By cybersecurity expert and J2 Software CEO John Mc Loughlin
Cyber criminals are not sitting alone in a basement somewhere. These are organised business operations and run with the same ruthless discipline you’d expect from any commercial firm. They build strategy, pick an ideal ‘customer’, hone a go-to-market, and when a formula works, they scale it and repeat it.
They no longer operate in silos. Attack groups collaborate with complementary ‘companies’ in the same criminal economy, forming partnerships and joint ventures that deliver a full-service extortion product: access brokers, encryption teams, leak sites and negotiators working together like a supply chain. That coordination makes attacks faster, more surgical and far harder to remediate.
Modern business must stop treating cybercrime as petty vandalism and build resilience across the primary areas of digital risk. At J2 Software, we apply a proven framework that hardens users, email, data, machines and the internet, because defending against an industrialised adversary demands an industrialised, repeatable response.
Ask any boardroom what’s keeping them awake at night and you’ll hear the usual suspects: legacy estates, cloud sprawl, budgets. What they rarely admit, because it’s uncomfortable and inconvenient, is that their adversary has already moved into the C-suite.

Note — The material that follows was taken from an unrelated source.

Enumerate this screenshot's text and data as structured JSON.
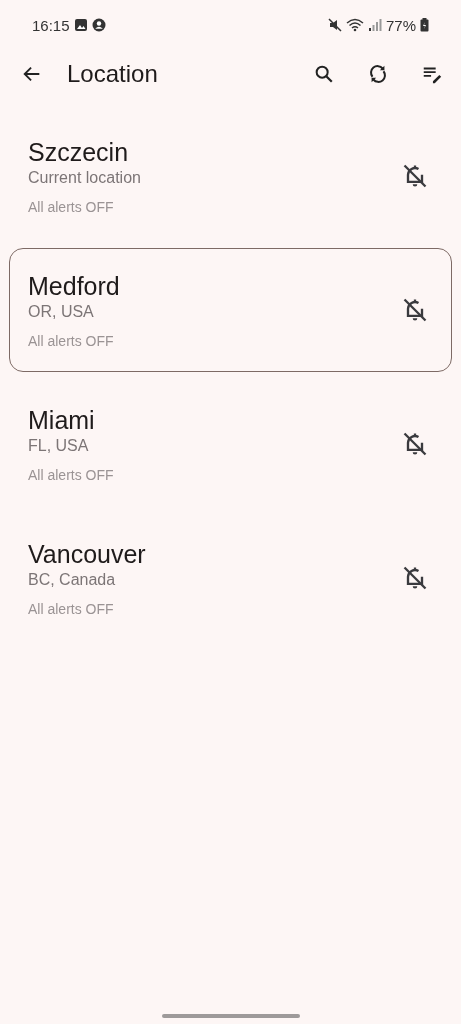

No, this isn’t the caricature of a lone script-kiddie. Today’s attackers behave like corporate actors: they research markets, identify profitable verticals, build playbooks and scale the ones that work. Ransomware-as-a-service democratised access to criminal tooling; the current step is consolidation and specialisation.
Some groups now specialise in initial access and reconnaissance, others in encryption and extortion, and still others in reputation-damaging data leaks. When these players cooperate, the result is a modular criminal supply chain that is faster, more effective and ruthlessly economical.
This industrialisation of crime changes the economics of defence. The marginal cost of launching an attack can be tiny; the marginal gain for a successful criminal operation is enormous. Add automation and generative AI into the mix and you have tooling that reduces the technical bar for complex campaigns while increasing their speed and scale.
The attackers who can orchestrate these elements act like any aggressive market player: iterate quickly, double down on winning tactics, and expand into new customer segments.
So how should modern organisations respond? Stop buying point products and start building resilience with a business mindset. Resilience begins with a simple pivot: measure success not by whether an attack was prevented – because some will get through – but by how quickly you can recover and how little business disruption you suffer.
That pivot translates into a program that treats digital risk across five operational pillars: users, email, data, machines and the internet. Make each pillar accountable, measurable and testable. Invest in user behaviour visibility and least-privilege practices; deploy layered email defences and phishing response playbooks; ensure immutable and regularly-tested backups and recovery runs.
More importantly, harden and segment machines with containment-first controls and maintain continuous external-facing visibility to spot access brokers, leaked credentials and unusual exposures before they escalate.
At J2 Software we operationalise these ideas into a repeatable framework: identify likely attackers and their playbooks, harden the five pillars, simulate adversary tactics regularly, and ensure a tested path to recovery and negotiation that minimises operational harm. It’s a programme, not a product, and it needs the discipline of a business operation to work.
Here’s the uncomfortable truth: organisations that treat cybercrime as an IT checkbox will be the highest-value targets. Attackers chase return on investment the same way any business does. If your systems present a predictable, profitable target, you’ll receive attention.
Boards and CISOs must stop debating prevention theatre and start asking the right question: how fast can we be back to business if the attackers win? That one change in perspective drives different investments, governance and culture – and it’s the only way to meet an adversary that now behaves like a competitor.